De l’Andalousie à Kyoto : quand la densité bâtie est une réponse au climat

Patterns
Publié le 29/04/26
Mis à jour le 29/04/26
3min de lecture
De l’Andalousie à Kyoto : quand la densité bâtie est une réponse au climat
Arbujol | flickr.com

Le tsuboniwa de la maison Yoshida (吉田家), kyomachiya emblématique de Kyoto, Japon

Au Japon, les machiya — maisons de ville traditionnelles des centres urbains denses — comportent des cours intérieures de quelques mètres carrés, appelées tsuboniwa ( jardin d’un tsubo , soit deux tatamis). Au sud de l’Espagne, les patios andalous couvrent parfois plusieurs dizaines de mètres carrés au cœur de l’îlot. Mais ce n’est pas la surface qui les sépare, c’est la physique : à climat différent, mécanisme de fraîcheur différent.

En Andalousie, les étés sont chauds et secs. La nuit, les surfaces chauffées en journée — sol, façades, toits — restituent leur chaleur vers le ciel par rayonnement infrarouge. L’air sec laisse passer ce rayonnement : la chaleur quitte la ville. L’air refroidi, plus dense, descend au sol et le patio andalou, par sa géométrie close, le capte et le stocke.

Trois éléments y concourent :

  • la masse — murs épais en pierre ou torchis, qui emmagasinent la fraîcheur la nuit et la restituent lentement le jour ;
  • l’auto-ombrage produit par les façades hautes, qui limite le rayonnement solaire direct au cœur de la cour ;
  • la géométrie close de la cour, qui retient l’air froid au sol comme un contenant retient un liquide.

Le résultat : la cour reste fraîche grâce à la fraîcheur nocturne stockée.

À Kyoto, les étés sont chauds et humides. La nuit, la chaleur accumulée en journée par la ville ne s’évacue pas — l’humidité atmosphérique bloque son rayonnement vers le ciel. La machiya ne peut donc pas s’appuyer sur le frais nocturne. Elle inverse la stratégie : au lieu de retenir l’air, elle le fait circuler.

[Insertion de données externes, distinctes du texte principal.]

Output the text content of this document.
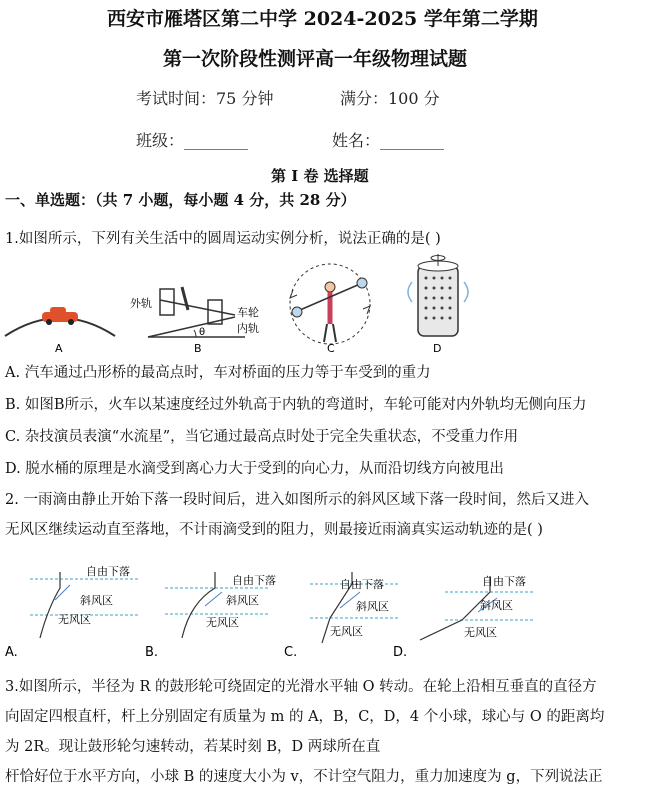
西安市雁塔区第二中学 2024-2025 学年第二学期
第一次阶段性测评高一年级物理试题
考试时间：75 分钟	满分：100 分
班级：________	姓名：________
第 I 卷 选择题
一、单选题：（共 7 小题，每小题 4 分，共 28 分）
1.如图所示，下列有关生活中的圆周运动实例分析，说法正确的是( )
A
外轨
车轮
内轨
θ
B	C	D
A. 汽车通过凸形桥的最高点时，车对桥面的压力等于车受到的重力
B. 如图B所示，火车以某速度经过外轨高于内轨的弯道时，车轮可能对内外轨均无侧向压力
C. 杂技演员表演“水流星”，当它通过最高点时处于完全失重状态，不受重力作用
D. 脱水桶的原理是水滴受到离心力大于受到的向心力，从而沿切线方向被甩出
2. 一雨滴由静止开始下落一段时间后，进入如图所示的斜风区域下落一段时间，然后又进入
无风区继续运动直至落地，不计雨滴受到的阻力，则最接近雨滴真实运动轨迹的是( )
自由下落
斜风区
无风区
A.
自由下落
斜风区
无风区
B.
自由下落
斜风区
无风区
C.
自由下落
斜风区
无风区
D.
3.如图所示，半径为 R 的鼓形轮可绕固定的光滑水平轴 O 转动。在轮上沿相互垂直的直径方
向固定四根直杆，杆上分别固定有质量为 m 的 A，B，C，D，4 个小球，球心与 O 的距离均
为 2R。现让鼓形轮匀速转动，若某时刻 B，D 两球所在直
杆恰好位于水平方向，小球 B 的速度大小为 v，不计空气阻力，重力加速度为 g，下列说法正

Trois éléments y concourent aussi :

  • l’ossature légère — murs de bois et de papier, faible inertie : la maison ne stocke pas la chaleur diurne, elle la laisse passer ;
  • l’auto-ombrage des jardins par les façades hautes, qui maintient le sol à l’ombre et permet à l’arrosage du sol (uchimizu) de ne pas s’évaporer en pure perte ;
  • le tirage thermique vertical, où l’air chaud monte par l’atrium central (hibukuro) et appelle de l’air frais depuis les jardins au sol.

Le résultat : la maison reste fraîche grâce au mouvement d’air continu.

La machiya a été analysée en 1990 par Ishida et al.1, les patios andalous par Diz-Mellado et al.2. Mis en regard, ces travaux dégagent un enseignement clé : là où la nuit produit de la fraîcheur — climat sec —, la stratégie consiste à la stocker. Là où la nuit ne rafraîchit pas — climat humide —, la stratégie s’inverse : le bâti respire et fait circuler l’air frais en permanence du sol vers le ciel.

Deux climats, deux stratégies — un même principe : la forme bâtie n’est pas un style, c’est une réponse au climat, et la densité en est le levier.

C’est l’enjeu de la densification urbaine des décennies à venir : ne pas copier des formes, mais mobiliser ces principes pour faire de chaque bâtiment à construire un outil de confort climatique adapté à son contexte.


Notes, références et glossaire :

  1. L’étude pionnière sur le mécanisme thermique de la machiya, jamais traduite hors du Japon. Ishida, Tetsuro, Hisao Toda, Yuzuru Yamamoto, et Yutaka Hatakeyama. 1990.  開放系住居の夏の環境特性に関する研究  [Étude sur les caractéristiques environnementales estivales des habitations à système ouvert]. 日本建築学会計画系論文報告集 [Journal of Architecture, Planning and Environmental Engineering, AIJ] 408 : 23-32.
  2. L’étude mesurant le confort thermique de 20 cours méditerranéennes selon leur géométrie, sur deux ans de campagne de mesure dans quatre villes du sud de l’Espagne. Diz-Mellado, Eduardo, Marialena Nikolopoulou, Victoria Patricia López-Cabeza, Carlos Rivera-Gómez, et Carmen Galán-Marín. 2023.  Cross-Evaluation of Thermal Comfort in Semi-Outdoor Spaces According to Geometry in Southern Spain . Urban Climate 49, 101491.